The family of the imprisoned British-Egyptian activist Alaa Abd el-Fattah say they fear for his health along with that of his mother, Laila Soueif, as both continued their hunger strikes to demand his freedom.
Relatives of Soueif said they were worried she was “dying in slow motion” after eight months on full or partial hunger strike. “What are we supposed to do, just sit around and wait to die?” said Soueif.
Fattah, who is in prison near Cairo, received medical treatment for vomiting and severe stomach pains earlier this week, after consuming nothing but herbal tea, black coffee and rehydration salts for more than 55 days.
He began a hunger strike on the day his mother was admitted to St Thomas’ hospital in London in February, almost 150 days into her own hunger strike, where she received a glucose drip intended to save her life.
Soueif started a hunger strike last September, after Fattah reached five years in prison – the length of his sentence – in the Wadi el-Natrun desert prison. The Egyptian authorities, who jailed him on terrorism charges for a social media post about torture, claim his sentence will end in January 2027.

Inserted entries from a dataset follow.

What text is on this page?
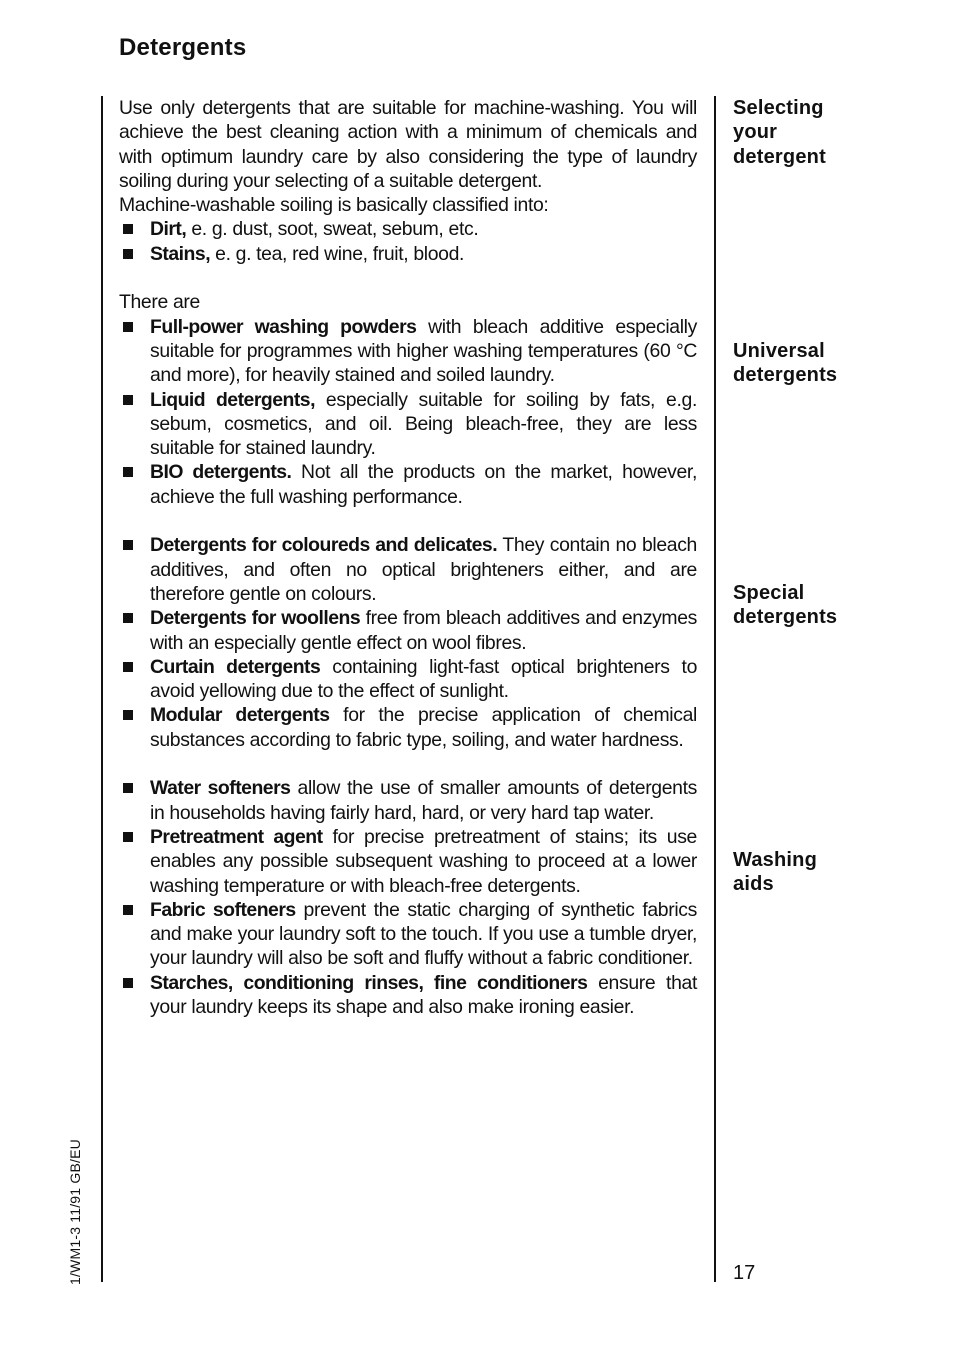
Detergents

Use only detergents that are suitable for machine-washing. You will achieve the best cleaning action with a minimum of chemicals and with optimum laundry care by also considering the type of laundry soiling during your selecting of a suitable detergent.

Machine-washable soiling is basically classified into:

Dirt, e. g. dust, soot, sweat, sebum, etc.
Stains, e. g. tea, red wine, fruit, blood.

There are

Full-power washing powders with bleach additive especially suitable for programmes with higher washing temperatures (60 °C and more), for heavily stained and soiled laundry.
Liquid detergents, especially suitable for soiling by fats, e.g. sebum, cosmetics, and oil. Being bleach-free, they are less suitable for stained laundry.
BIO detergents. Not all the products on the market, however, achieve the full washing performance.
Detergents for coloureds and delicates. They contain no bleach additives, and often no optical brighteners either, and are therefore gentle on colours.
Detergents for woollens free from bleach additives and enzymes with an especially gentle effect on wool fibres.
Curtain detergents containing light-fast optical brighteners to avoid yellowing due to the effect of sunlight.
Modular detergents for the precise application of chemical substances according to fabric type, soiling, and water hardness.
Water softeners allow the use of smaller amounts of detergents in households having fairly hard, hard, or very hard tap water.
Pretreatment agent for precise pretreatment of stains; its use enables any possible subsequent washing to proceed at a lower washing temperature or with bleach-free detergents.
Fabric softeners prevent the static charging of synthetic fabrics and make your laundry soft to the touch. If you use a tumble dryer, your laundry will also be soft and fluffy without a fabric conditioner.
Starches, conditioning rinses, fine conditioners ensure that your laundry keeps its shape and also make ironing easier.
Selecting
your
detergent
Universal
detergents
Special
detergents
Washing
aids
17
1/WM1-3 11/91 GB/EU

“Alaa started his strike when he was notified that I’d gone into hospital. Now he’s sick, alone, in prison and we did not even know about it until he had been sick for a week. What more can we do?” said Soueif, who has grown increasingly desperate, saying that the British prime minister, Keir Starmer, is ignoring demands to free her son.
Fattah became a British citizen through Soueif in 2021 while incarcerated. His family had hoped that acquiring British citizenship would rapidly increase pressure on the Egyptian authorities to free the author, computer programmer and activist who is known as one of the Arab world’s most prominent prisoners of conscience.
Earlier this year, Soueif began a daily sit-in while on hunger strike at the gates of Downing Street in an attempt to pressure Starmer to speak directly with the Egyptian president, Abdel Fatah al-Sisi, and demand he free her son.
When her blood sugar dropped to dangerous levels after months without food, Soueif was hospitalised. She later met with Starmer in mid February.
The prime minister told parliament a week later that “I will do everything I can, to ensure the release in this case, and that includes phone calls as necessary. I’ve raised it before. I’ll raise it again. We raise it, and will continue to do so. I gave my word to the family that that’s what I’d do. That I will do, and I will.”
He spoke to Sisi on 28 February where he “pressed for Alaa’s release”, according to a Downing Street readout of their call.
That conversation prompted Soueif to switch to a partial hunger strike of 300 calories per day, and she was discharged from hospital in early March. But in the two months since Starmer and Sisi spoke, there have been few signs of a shift from either government.
“I started taking some 300 calories a day when the prime minister and President Sisi talked. But that was two months ago now and nothing has happened,” said Soueif.
A spokesperson for the UK Foreign Office said that “securing the release of Mr el-Fattah remains an absolute priority, so that he can be reunited with his family. We continue to press for consular access.”
The UK foreign minister, David Lammy, spoke with his Egyptian counterpart on 9 April, they added.
Soueif’s nephew Omar Robert Hamilton said his aunt’s health was failing as she attempted to survive on a partial hunger strike. The 68-year-old activist and mathematics professor appears withered after months without real sustenance and is no longer able to stand upright.
“Three hundred calories a day is not enough to sustain life, her muscles are being eaten away,” he said. “It’s like she is dying in slow motion.”